YASED'in verilerine göre ilk altı ayda ülkeye 4,7 milyar dolar civarında yatırım girmiş. Bunun yarısı gayrimenkul satışları ve borçlanma araçları, kalan kısmı da toptan ve perakende ticaretler ile finansal hizmetlere gitmiş. Özetle sanayi veya üretim için giren bir kaynak yok.
Diğer taraftan Haziran ayında cari dengenin 407 milyon dolar fazla verdiğini görüyoruz. Enerji ve altın ithal etmeseydik 4,5 milyar dolar fazla verme ihtimalimiz varmış. Tabii, bu tip yaklaşımlara tebessüm ediyorum. Altını bir kenara bırakalım, enerji olmadan hayatın devam etmesi imkânsız.

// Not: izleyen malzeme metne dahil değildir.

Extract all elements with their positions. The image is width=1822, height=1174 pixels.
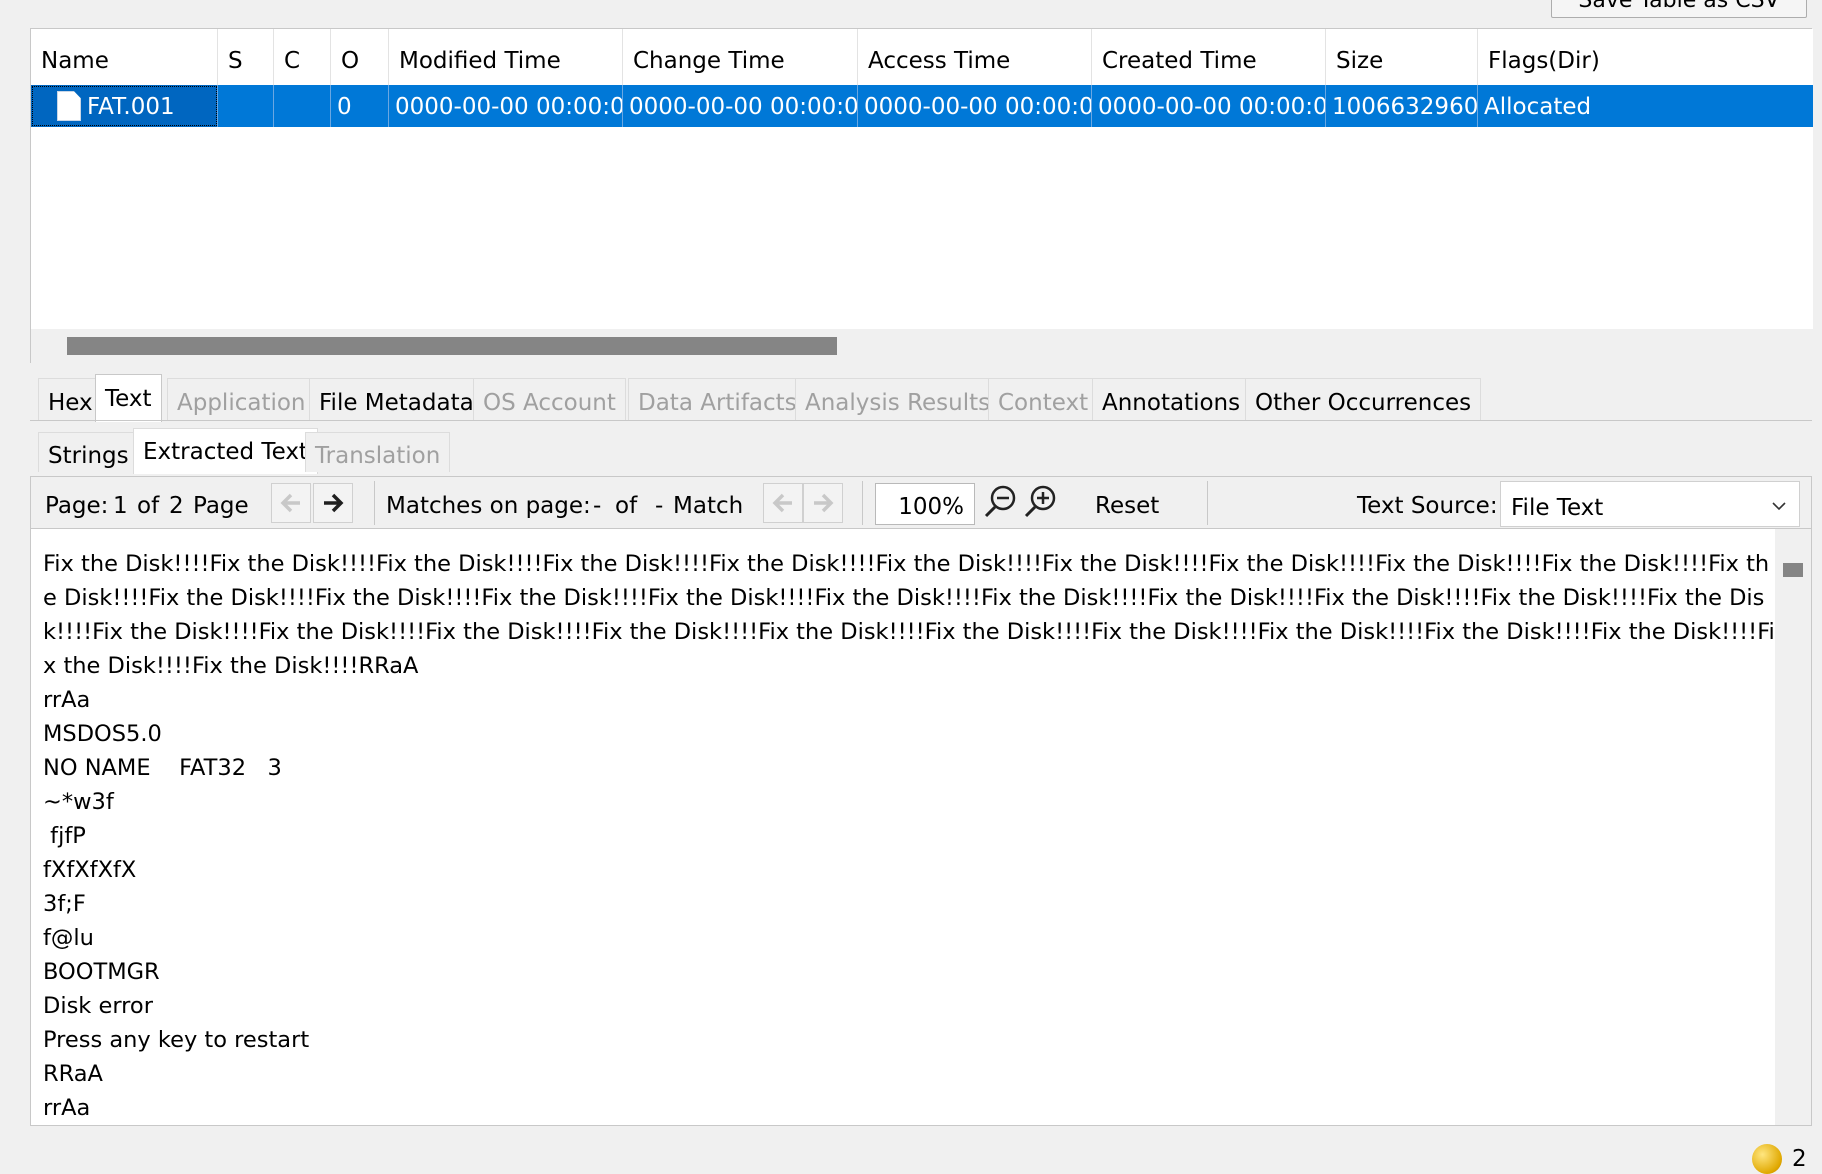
subtab-translation[interactable]: Translation — [305, 432, 451, 472]
matches-total: - — [655, 493, 664, 519]
chevron-down-icon — [1772, 502, 1786, 511]
zoom-level-field[interactable]: 100% — [875, 483, 975, 525]
tab-application[interactable]: Application — [167, 378, 316, 420]
column-header-c[interactable]: C — [274, 29, 331, 85]
tab-other-occurrences[interactable]: Other Occurrences — [1245, 378, 1482, 420]
text-viewer-toolbar: Page: 1 of 2 Page Matches on page: - of … — [30, 476, 1812, 528]
file-icon — [57, 91, 81, 121]
zoom-in-icon — [1024, 485, 1056, 518]
matches-current: - — [593, 493, 602, 519]
subtab-strings[interactable]: Strings — [38, 432, 139, 472]
next-match-button[interactable] — [803, 483, 843, 523]
cell-s[interactable] — [218, 85, 274, 127]
tab-context[interactable]: Context — [988, 378, 1099, 420]
cell-flags-dir[interactable]: Allocated — [1478, 85, 1813, 127]
table-row[interactable]: FAT.001 0 0000-00-00 00:00:00 0000-00-00… — [31, 85, 1813, 127]
text-source-select[interactable]: File Text — [1500, 481, 1800, 527]
column-header-created-time[interactable]: Created Time — [1092, 29, 1326, 85]
tab-file-metadata[interactable]: File Metadata — [309, 378, 484, 420]
cell-modified-time[interactable]: 0000-00-00 00:00:00 — [389, 85, 623, 127]
extracted-text-content[interactable]: Fix the Disk!!!!Fix the Disk!!!!Fix the … — [43, 547, 1783, 1125]
column-header-access-time[interactable]: Access Time — [858, 29, 1092, 85]
cell-change-time[interactable]: 0000-00-00 00:00:00 — [623, 85, 858, 127]
cell-access-time[interactable]: 0000-00-00 00:00:00 — [858, 85, 1092, 127]
column-header-s[interactable]: S — [218, 29, 274, 85]
reset-zoom-button[interactable]: Reset — [1089, 477, 1165, 529]
previous-page-button[interactable] — [271, 483, 311, 523]
tab-os-account[interactable]: OS Account — [473, 378, 626, 420]
previous-match-button[interactable] — [763, 483, 803, 523]
column-header-name[interactable]: Name — [31, 29, 218, 85]
cell-name-text: FAT.001 — [87, 94, 175, 120]
column-header-modified-time[interactable]: Modified Time — [389, 29, 623, 85]
zoom-out-button[interactable] — [983, 483, 1021, 521]
page-of-label: of — [137, 493, 160, 519]
tab-analysis-results[interactable]: Analysis Results — [795, 378, 1001, 420]
page-current: 1 — [113, 493, 128, 519]
toolbar-separator — [862, 481, 863, 525]
column-header-size[interactable]: Size — [1326, 29, 1478, 85]
column-header-o[interactable]: O — [331, 29, 389, 85]
toolbar-separator — [1207, 481, 1208, 525]
notification-icon[interactable] — [1752, 1144, 1782, 1174]
cell-size[interactable]: 1006632960 — [1326, 85, 1478, 127]
page-suffix: Page — [193, 493, 249, 519]
matches-label: Matches on page: — [386, 493, 591, 519]
match-suffix: Match — [673, 493, 744, 519]
page-label: Page: — [45, 493, 109, 519]
horizontal-scrollbar-thumb[interactable] — [67, 337, 837, 355]
page-total: 2 — [169, 493, 184, 519]
save-table-csv-button[interactable]: Save Table as CSV — [1551, 0, 1807, 18]
tab-hex[interactable]: Hex — [38, 378, 103, 420]
arrow-right-icon — [324, 493, 344, 513]
cell-name[interactable]: FAT.001 — [31, 85, 218, 127]
zoom-in-button[interactable] — [1023, 483, 1061, 521]
horizontal-scrollbar[interactable] — [31, 329, 1813, 363]
table-header: Name S C O Modified Time Change Time Acc… — [31, 29, 1813, 86]
cell-c[interactable] — [274, 85, 331, 127]
table-empty-area — [31, 127, 1813, 329]
status-bar: 2 — [0, 1130, 1822, 1174]
column-header-flags-dir[interactable]: Flags(Dir) — [1478, 29, 1813, 85]
column-header-change-time[interactable]: Change Time — [623, 29, 858, 85]
tab-divider — [30, 420, 1812, 421]
cell-created-time[interactable]: 0000-00-00 00:00:00 — [1092, 85, 1326, 127]
text-source-label: Text Source: — [1357, 493, 1498, 519]
subtab-extracted-text[interactable]: Extracted Text — [133, 428, 318, 474]
arrow-left-icon — [772, 493, 792, 513]
zoom-out-icon — [984, 485, 1016, 518]
extracted-text-area[interactable]: Fix the Disk!!!!Fix the Disk!!!!Fix the … — [30, 528, 1812, 1126]
text-source-value: File Text — [1511, 495, 1604, 521]
tab-data-artifacts[interactable]: Data Artifacts — [628, 378, 807, 420]
toolbar-separator — [374, 481, 375, 525]
arrow-left-icon — [280, 493, 300, 513]
next-page-button[interactable] — [313, 483, 353, 523]
notification-count[interactable]: 2 — [1792, 1144, 1807, 1174]
vertical-scrollbar-thumb[interactable] — [1783, 563, 1803, 577]
tab-annotations[interactable]: Annotations — [1092, 378, 1251, 420]
matches-of-label: of — [615, 493, 638, 519]
vertical-scrollbar[interactable] — [1775, 529, 1811, 1125]
cell-o[interactable]: 0 — [331, 85, 389, 127]
arrow-right-icon — [814, 493, 834, 513]
tab-text[interactable]: Text — [95, 374, 162, 422]
results-table: Name S C O Modified Time Change Time Acc… — [30, 28, 1813, 363]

Tasarruflu tüketmediğimiz bir başka gerçek.
Aslına bakılırsa cari fazla veren Türkiye'nin büyüme sıkıntıları başlamış demektir. İhracatın kg değeri ortadayken ve ithalata bu kadar bağımlıyken, cari fazla verdiğimizde sevinmek yerine düşünmemiz gerekir. Belki de "ekonomi daralırken bir de cari açık verseydik halimiz nice olurdu" diyerek sevinmeliyiz. En azından enerji fiyatları soğumaya başlayan ekonomide tehlike yaratacak bir seviyede değil henüz.
Türkiye ekonomisinin yapısal durumu, cari fazla vermenin bir başarı olmadığını ortaya koyuyor. Özetle, ekonomi yönetimi "cari fazla verdik" diye sevinmek yerine, "çok şükür bu şartlar altında bir de cari açık vermedik" dese daha dürüst bir yaklaşım olacak. Bunu demek kolay değil. O zaman önerim şu olabilir:
"Faizleri yüksek tutup aldığımız önlemlerle efektif talebin daralması sonucunda piyasaların hareketsizliğinden kaynaklanan ithalat daralması, uygulanan programın olumlu yan etkisi olarak nitelendirilebilir..."
Daha önceki ekonomi yönetimleri de benzer hatalara düşmüştü. Kendiliğinden gelişen detayların iyi taraflarını sahiplenip, kötü taraflarını vatandaş ya da manipülatörlere bağlayan tarzı geride bırakmaya çalışıyoruz ama bir türlü başaramıyoruz. Toplumun her kesiminden ekonomik programa olan tepkinin büyüdüğünü gözlemleyerek endişeleniyorum. Daha şimdiden durgunluk içinde enflasyon yani stagflasyon ile tanışmaya başladık.
Eğer program sona ermeden ekonomi kurmaylarının görevi sona ererse büyük ihtimalle "bırakmadılar ki başaralım" diyecekler. İnşallah, "iyi ki bırakmadılar yoksa siz dahil hepimiz felakete sürüklenirdik" diye kendilerini avutacak fırsatı bulurum.